Using Sentence Structure to Build Tension

Build. That. Tension. (Okay, that was overkill, but you get my point.)
Most of us have taken composition classes in college. While I love a good essay, there is a huge difference between essay writing and writing fiction. One of these difference is in how we use sentence structure.

In an essay, most sentences have similar sentence structure. The writer wants each thought to flow smoothly into the next. Changes in sentence length or tone can be jarring for the reader, and are rarely used.

But the same abbreviated sentences that don't work well in essay writing are an important weapon in the fiction writer's aresenal.

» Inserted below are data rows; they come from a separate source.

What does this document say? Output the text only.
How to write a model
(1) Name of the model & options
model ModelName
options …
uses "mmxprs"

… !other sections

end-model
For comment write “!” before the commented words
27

Compare these two passages:

"The hell hound growled, and Carly froze with fear. She felt the other-worldly beast's breath hot on her neck, until finally her limbs loosened and she was able to run."

"The hell hound growled. Carly froze. She felt the other-worldly beast's breath hot on her neck. Her limbs loosened. She ran."

While both passages say essentially the same thing, the second conveys tension not only in content but in structure.

A similar example outside of writing is the difference between instrumental easy-listening music and instrumental movie scores. While on the surface they may seem similar, within each song easy-listening music tends to flow smoothly without abrupt changes in mood. Contrast that to movie scores that often slow music down, speed it up, switch to minor key, or make a few notes louder or softer to convey changes in mood. The movie JAWS wouldn't have been quite the same without it's famous "Duh-da, Duh-da, Duh-da," score. This is the same thing we can do with sentence structure in fiction writing.

Have you experimented with varying sentence structure to increase tension or change mood in your writing?